On Thu, Oct 21, 2010 at 08:59:13AM -0700, Nataraj wrote:
fred smith wrote:
On Tue, Oct 19, 2010 at 07:34:19PM -0700, Nataraj wrote:
I've seen this kind of thing happen when the autodetection stuff misbehaves. I'm not sure why it does this or how to prevent it. Anyway, to recover, I would use something like:
mdadm --stop /dev/md125 mdadm --stop /dev/md126
If for some reason the above commands fail, check and make sure it has not automounted the file systems from md125 and md126. Hopefully this won't happen.
Then use: mdadm /dev/md0 -a /dev/sdXX To add back the drive which belongs in md0, and similar for md1. In general, it won't let you add the wrong drive, but if you want to check use: mdadm --examine /dev/sda1 | grep UUID and so forth for all your drives and find the ones with the same UUID.
Well, I've already tried to use --fail and --remove on md125 and md126 but I'm told the members are still active.
mdadm /dev/md126 --fail /dev/sdb1 --remove /dev/sdb1 mdadm /dev/md125 --fail /dev/sdb2 --remove /dev/sdb2
You want to use --stop for the md125 and md126. Those are the raid devices that are not correct.

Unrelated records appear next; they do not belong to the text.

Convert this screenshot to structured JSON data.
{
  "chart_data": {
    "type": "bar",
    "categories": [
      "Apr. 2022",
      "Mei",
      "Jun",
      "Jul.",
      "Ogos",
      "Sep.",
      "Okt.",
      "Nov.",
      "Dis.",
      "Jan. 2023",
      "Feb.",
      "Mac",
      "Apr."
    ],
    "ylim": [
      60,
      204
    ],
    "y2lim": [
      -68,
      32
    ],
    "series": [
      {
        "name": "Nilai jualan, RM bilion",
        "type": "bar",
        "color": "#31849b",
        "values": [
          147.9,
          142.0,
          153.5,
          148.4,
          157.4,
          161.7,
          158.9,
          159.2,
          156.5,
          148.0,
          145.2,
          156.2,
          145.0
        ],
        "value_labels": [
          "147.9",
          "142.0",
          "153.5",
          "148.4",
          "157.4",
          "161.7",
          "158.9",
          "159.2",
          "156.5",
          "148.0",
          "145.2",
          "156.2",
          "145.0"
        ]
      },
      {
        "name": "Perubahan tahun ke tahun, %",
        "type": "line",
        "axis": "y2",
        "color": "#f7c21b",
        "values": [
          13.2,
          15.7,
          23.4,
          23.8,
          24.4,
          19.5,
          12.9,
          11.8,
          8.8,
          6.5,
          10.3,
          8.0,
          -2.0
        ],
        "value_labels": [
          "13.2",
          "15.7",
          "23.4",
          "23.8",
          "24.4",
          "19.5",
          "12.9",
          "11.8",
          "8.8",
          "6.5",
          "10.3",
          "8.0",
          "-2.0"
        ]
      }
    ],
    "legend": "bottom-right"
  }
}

Once they are stopped, you can take the drives from them and return them to md0 and md1 where they belong.!
You will need to add the correct drive that was originally paired in each raid set, but as I mentioned, it won't let you add the wrong drives, so just try adding sdb1 to md0, then if it doesn't work, add it to sdb1. You can't fail out drives from arrays that only have one drive.
Thanks for the additional information.
I'll try backing up everything this weekend then will take a stab at it.
someone said earlier that the differing raid superblocks were probably the cause of the misassignment in the first place. but I have no clue how the superblocks could have become messed up, can any of you comment on that? willl I need to hack at that issue, too, before I can succeed?
thanks again!
Nataraj
mdadm /dev/md126 --fail /dev/sdb1 --remove /dev/sdb1 mdadm: set /dev/sdb1 faulty in /dev/md126
mdadm: hot remove failed for /dev/sdb1: Device or resource busy
with the intention of then re-adding them to md0 and md1.
so I tried:
mdadm /dev/md0 --fail /dev/sda1 --remove /dev/sda1 and got a similar message.
at which point I knew I was in over my head.
When I create my Raid arrays, I always use the option --bitmap=internal. With this option set, a bitmap is used to keep track of which pages on the drive are out of date and then you only resync pages which need updating instead of recopying the whole drive when this happens. In the past I once added a bitmap to an existing raid1 array using something like this. This may not be the exact command, but I know it can be done: mdadm /dev/mdN --bitmap=internal
Adding the bitmap is very worthwhile and saves time and risk of data loss by not having to recopy the whole partition.
Nataraj